Edukacja

To nie tak, że uważam, że seksizm nie istnieje. Istnieje i jest szkodliwy. Tym niemniej, uważam, że prawdziwy seksizm w XXI wieku jest wymierzony w mężczyzn.

Kobiety w ciągu ostatnich dziesięcioleci zostały uwolnione od swych tradycyjnych ról płciowych. Mogą być kim chcą i robić co chcą, nie ma tu praktycznie żadnych limitów (bynajmniej nie w zachodniej kulturze). Natomiast od mężczyzny wymaga się tej samej rzeczy, której wymagało się od niego przez ostatnie tysiące lat – bycia dostarczycielem zasobów materialnych dla rodziny. Zapewniania – jak to określają kobiety – poczucia bezpieczeństwa. Wartość mężczyzny – w przeciwieństwie do współczesnych kobiet, których wartość mierzona jest różnymi parametrami – jest współmierna tylko i wyłącznie do jego statusu społeczno-ekonomicznego. Nie masz pęgi? Jesteś śmieciem.

Sytuacja ta ma wiele reperkusji. Dzisiaj rzucę nieco światła na jedną z nich – edukację. W Polsce kobiety są lepiej wykształcone, stanowią bodajże 58% studentów. Dlaczego? Otóż całe masy chłopaków decydują się na wcześniejsze rozpoczęcie pracy, by wspomóc finansowo rodzinę – tą, którą ich wychowała, lub tą, którą założyli. Studia zaoczne jak wiadomo kosztują krocie.
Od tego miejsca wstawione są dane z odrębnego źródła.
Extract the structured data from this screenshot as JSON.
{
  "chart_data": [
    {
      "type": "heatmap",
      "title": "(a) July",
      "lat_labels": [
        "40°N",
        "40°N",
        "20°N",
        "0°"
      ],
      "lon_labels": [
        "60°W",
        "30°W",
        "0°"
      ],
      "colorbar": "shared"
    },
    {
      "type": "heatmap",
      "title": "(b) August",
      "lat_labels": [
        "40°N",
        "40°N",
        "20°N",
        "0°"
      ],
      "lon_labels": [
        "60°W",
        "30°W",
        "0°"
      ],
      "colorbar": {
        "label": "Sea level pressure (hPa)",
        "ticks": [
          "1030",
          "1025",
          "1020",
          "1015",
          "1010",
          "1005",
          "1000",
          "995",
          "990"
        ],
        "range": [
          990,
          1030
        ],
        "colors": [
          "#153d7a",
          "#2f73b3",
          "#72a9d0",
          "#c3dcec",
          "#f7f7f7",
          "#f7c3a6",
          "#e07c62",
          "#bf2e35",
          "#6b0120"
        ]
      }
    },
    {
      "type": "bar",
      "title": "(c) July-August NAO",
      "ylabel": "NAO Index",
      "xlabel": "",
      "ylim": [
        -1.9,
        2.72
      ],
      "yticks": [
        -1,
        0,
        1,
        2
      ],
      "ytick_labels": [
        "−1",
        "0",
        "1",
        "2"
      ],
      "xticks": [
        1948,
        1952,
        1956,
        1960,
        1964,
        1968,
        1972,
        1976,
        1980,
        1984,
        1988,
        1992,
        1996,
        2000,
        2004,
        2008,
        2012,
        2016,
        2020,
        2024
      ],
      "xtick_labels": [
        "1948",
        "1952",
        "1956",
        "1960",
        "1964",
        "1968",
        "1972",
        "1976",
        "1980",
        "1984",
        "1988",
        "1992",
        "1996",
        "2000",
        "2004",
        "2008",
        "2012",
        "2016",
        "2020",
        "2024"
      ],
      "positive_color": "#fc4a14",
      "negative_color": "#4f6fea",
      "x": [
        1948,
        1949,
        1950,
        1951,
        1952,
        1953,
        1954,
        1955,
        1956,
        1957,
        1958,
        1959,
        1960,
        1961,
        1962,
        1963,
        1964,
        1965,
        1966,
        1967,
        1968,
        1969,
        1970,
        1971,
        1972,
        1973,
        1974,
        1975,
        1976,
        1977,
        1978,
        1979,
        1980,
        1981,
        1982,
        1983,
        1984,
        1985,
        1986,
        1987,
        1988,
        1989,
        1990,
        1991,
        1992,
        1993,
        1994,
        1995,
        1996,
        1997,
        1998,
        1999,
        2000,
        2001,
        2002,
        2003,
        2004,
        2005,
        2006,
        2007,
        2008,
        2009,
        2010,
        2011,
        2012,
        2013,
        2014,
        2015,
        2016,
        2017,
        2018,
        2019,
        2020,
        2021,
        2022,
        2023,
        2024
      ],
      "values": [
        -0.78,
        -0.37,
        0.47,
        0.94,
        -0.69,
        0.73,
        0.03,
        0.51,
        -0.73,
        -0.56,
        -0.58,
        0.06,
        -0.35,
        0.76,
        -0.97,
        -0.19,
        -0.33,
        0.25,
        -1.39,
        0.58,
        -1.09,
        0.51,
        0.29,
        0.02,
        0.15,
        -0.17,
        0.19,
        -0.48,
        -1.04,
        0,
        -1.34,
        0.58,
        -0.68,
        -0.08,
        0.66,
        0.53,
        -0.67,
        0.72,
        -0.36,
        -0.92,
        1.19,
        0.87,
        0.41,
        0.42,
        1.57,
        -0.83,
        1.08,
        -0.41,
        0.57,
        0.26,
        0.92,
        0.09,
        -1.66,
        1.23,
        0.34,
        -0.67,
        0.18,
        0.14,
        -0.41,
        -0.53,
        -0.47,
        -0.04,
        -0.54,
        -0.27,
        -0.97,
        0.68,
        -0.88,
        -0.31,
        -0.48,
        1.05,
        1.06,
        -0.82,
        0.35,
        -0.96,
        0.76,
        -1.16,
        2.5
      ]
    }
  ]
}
Kobiety nie czują tak dużej presji na wczesną niezależność finansową, ani na bycie finansową podporą dla rodziny.

Kolejną sprawą, dość dobrze znaną psychologom, jest to, że edukacja na najwcześniejszych etapach, jest dużo lepiej przystosowana do potrzeb i sposobu uczenia się dziewczynek, niż potrzeb i sposobu uczenia się chłopców. Gorsze oceny zrażają wielu chłopaków do edukacji już na samym starcie. Myślę, że jest to jedna z ważniejszych oraz najbardziej realnych rzeczy którą można by zmienić.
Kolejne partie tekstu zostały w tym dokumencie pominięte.